Tuesday, July 05, 2005

Will I ever be able to make it on my own

That is the question, isn't it? Much as I bitch about it, i've had things pretty good financially my whole life. I had a car when I was in high school, granted emily and i shared it when she was home and she has it now, but all i ever had to pay for was some gas, i've never paid insurance, i've never paid my own tuition for anything school related, i've never paid the phone bill, bought my own groceries or half of my clothes on my own dime, the only thing i've ever really bought was my comp. Now i'm going to buy a car and i'll pay for gas, but insurance, tuition, my cell phone bill, all of those are burdens on my parents, never on me. I'm also awful at keeping up with paper work, records, that kind of crap....and to be honest, for the longest time, my parents pushed me to get good grades far more than i ever earned them for myself.

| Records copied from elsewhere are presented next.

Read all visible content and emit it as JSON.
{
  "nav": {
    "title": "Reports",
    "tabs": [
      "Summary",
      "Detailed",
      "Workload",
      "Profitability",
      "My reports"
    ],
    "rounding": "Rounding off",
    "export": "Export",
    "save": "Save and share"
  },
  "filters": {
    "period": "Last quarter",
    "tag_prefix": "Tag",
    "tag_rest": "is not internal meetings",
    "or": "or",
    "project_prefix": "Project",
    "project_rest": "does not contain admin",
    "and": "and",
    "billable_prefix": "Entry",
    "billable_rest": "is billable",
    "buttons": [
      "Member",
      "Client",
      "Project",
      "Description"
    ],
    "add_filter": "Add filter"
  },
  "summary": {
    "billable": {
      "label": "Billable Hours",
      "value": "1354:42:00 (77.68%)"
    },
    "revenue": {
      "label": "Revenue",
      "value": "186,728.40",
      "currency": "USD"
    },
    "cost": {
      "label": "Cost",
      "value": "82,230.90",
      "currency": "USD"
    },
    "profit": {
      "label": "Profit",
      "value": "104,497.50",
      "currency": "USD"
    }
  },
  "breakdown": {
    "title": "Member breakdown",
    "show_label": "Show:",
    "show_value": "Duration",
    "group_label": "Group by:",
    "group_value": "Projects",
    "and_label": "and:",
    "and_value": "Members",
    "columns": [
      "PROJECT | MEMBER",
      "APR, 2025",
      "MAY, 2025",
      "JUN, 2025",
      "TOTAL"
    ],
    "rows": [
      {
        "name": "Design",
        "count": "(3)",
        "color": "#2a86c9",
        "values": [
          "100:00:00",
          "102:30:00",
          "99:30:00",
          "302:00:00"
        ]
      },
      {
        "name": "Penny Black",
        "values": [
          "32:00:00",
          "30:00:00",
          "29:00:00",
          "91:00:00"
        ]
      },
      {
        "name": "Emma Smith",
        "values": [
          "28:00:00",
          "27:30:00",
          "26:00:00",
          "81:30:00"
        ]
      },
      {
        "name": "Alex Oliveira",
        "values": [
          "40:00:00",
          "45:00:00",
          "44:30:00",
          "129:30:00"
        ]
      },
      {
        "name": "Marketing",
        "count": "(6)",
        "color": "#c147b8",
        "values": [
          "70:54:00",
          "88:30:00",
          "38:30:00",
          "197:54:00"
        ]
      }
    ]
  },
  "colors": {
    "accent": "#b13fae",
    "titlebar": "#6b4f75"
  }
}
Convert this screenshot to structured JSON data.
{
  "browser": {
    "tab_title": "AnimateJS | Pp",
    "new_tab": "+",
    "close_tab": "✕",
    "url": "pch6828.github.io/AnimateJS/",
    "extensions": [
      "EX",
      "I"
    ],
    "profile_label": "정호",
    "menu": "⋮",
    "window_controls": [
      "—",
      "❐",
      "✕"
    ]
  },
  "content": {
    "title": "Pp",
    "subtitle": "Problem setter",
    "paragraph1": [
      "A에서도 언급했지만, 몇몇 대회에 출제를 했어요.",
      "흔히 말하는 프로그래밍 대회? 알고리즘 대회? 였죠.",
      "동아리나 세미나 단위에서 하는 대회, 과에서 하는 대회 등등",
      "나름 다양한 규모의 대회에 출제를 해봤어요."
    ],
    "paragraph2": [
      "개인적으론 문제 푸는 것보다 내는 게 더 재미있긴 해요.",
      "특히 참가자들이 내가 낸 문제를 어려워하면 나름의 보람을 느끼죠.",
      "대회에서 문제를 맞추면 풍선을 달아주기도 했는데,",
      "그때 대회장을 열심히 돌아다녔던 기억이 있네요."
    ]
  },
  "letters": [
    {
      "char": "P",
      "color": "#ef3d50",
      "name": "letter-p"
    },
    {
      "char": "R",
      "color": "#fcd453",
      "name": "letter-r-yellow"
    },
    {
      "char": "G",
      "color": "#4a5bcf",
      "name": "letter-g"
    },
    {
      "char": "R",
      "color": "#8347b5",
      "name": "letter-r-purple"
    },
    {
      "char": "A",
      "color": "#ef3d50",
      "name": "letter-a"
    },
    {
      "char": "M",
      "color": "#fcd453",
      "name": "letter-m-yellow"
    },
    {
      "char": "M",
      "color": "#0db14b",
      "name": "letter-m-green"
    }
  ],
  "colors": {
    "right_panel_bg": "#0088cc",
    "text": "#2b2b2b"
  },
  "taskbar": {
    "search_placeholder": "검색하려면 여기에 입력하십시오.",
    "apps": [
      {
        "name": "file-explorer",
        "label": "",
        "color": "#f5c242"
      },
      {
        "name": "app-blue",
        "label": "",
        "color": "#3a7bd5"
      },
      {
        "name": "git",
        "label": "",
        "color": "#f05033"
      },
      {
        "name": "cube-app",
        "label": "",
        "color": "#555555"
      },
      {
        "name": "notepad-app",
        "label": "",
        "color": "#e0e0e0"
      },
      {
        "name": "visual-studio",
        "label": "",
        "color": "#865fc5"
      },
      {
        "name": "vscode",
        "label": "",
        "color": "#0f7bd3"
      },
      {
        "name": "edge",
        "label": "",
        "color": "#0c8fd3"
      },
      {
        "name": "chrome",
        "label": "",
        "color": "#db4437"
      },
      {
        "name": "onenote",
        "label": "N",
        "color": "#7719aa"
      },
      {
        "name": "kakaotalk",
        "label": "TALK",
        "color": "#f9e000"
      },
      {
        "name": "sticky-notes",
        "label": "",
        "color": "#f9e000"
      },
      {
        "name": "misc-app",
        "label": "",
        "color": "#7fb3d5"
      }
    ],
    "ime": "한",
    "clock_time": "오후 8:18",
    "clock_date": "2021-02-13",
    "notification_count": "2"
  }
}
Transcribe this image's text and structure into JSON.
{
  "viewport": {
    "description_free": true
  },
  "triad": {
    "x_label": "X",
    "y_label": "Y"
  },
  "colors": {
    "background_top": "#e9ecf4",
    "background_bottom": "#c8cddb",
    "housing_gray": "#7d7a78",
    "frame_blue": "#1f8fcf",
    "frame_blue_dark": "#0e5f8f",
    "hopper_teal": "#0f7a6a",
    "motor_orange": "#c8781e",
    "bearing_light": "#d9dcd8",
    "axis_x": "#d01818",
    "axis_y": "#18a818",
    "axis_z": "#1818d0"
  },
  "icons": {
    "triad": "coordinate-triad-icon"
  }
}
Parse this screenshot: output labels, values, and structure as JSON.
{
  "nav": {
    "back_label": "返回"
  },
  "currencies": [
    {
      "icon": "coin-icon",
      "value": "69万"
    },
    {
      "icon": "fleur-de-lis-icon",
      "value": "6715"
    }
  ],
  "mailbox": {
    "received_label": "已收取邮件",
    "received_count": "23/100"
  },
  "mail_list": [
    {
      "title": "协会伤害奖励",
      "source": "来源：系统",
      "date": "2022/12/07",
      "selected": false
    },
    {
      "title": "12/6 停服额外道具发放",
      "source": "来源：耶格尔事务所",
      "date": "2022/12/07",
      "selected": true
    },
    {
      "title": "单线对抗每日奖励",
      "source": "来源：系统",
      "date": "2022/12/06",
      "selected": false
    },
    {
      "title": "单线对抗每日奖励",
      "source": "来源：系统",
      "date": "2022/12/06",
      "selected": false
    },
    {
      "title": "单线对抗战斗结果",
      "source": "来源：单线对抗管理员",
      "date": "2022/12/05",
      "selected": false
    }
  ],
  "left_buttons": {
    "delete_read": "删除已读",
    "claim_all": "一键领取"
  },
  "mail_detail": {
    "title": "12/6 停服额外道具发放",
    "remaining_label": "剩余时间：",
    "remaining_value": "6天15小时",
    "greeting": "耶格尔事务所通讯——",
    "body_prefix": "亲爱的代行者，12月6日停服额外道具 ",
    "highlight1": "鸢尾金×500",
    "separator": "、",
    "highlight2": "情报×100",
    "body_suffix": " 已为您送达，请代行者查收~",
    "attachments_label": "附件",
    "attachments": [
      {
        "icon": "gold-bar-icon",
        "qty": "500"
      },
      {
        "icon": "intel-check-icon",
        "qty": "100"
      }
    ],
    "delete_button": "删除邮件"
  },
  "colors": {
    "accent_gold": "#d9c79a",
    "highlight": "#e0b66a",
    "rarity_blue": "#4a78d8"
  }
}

I know that i'll have to eventually pay for everything myself, i'll eventually have to be responsible for everything in my life wihtout a helpful reminder or shove out the door from anyone, for someone who has clung to family as financial crutches her whole life, that's a daunting task. Can i handle it? will I bury myself in debt and burdens and crappy, low-paying jobs? I mean, ideally you want to find something you love and make your living around that as best you can, and i fear, as in am constantly worried, that i will NEVER find that, much less something i can squeek out a living at, at all.

I actually remember just crying for about twenty minutes in my boyfriend's bed becuase my housing plans for this year kept changing and it got me thinking about all this and how irresponsible i am. At least i've managed to work full time this summer, i look semi-responsible...to fifth graders everywhere.

I just hope i grow up someday and can actually make it, ya know?

1 Comments:

Anonymous Anonymous said...

Oh you'll do fine. I'm not owrried about you in the least. You're lightyears ahead of me as far as this stuff is concerned anyway.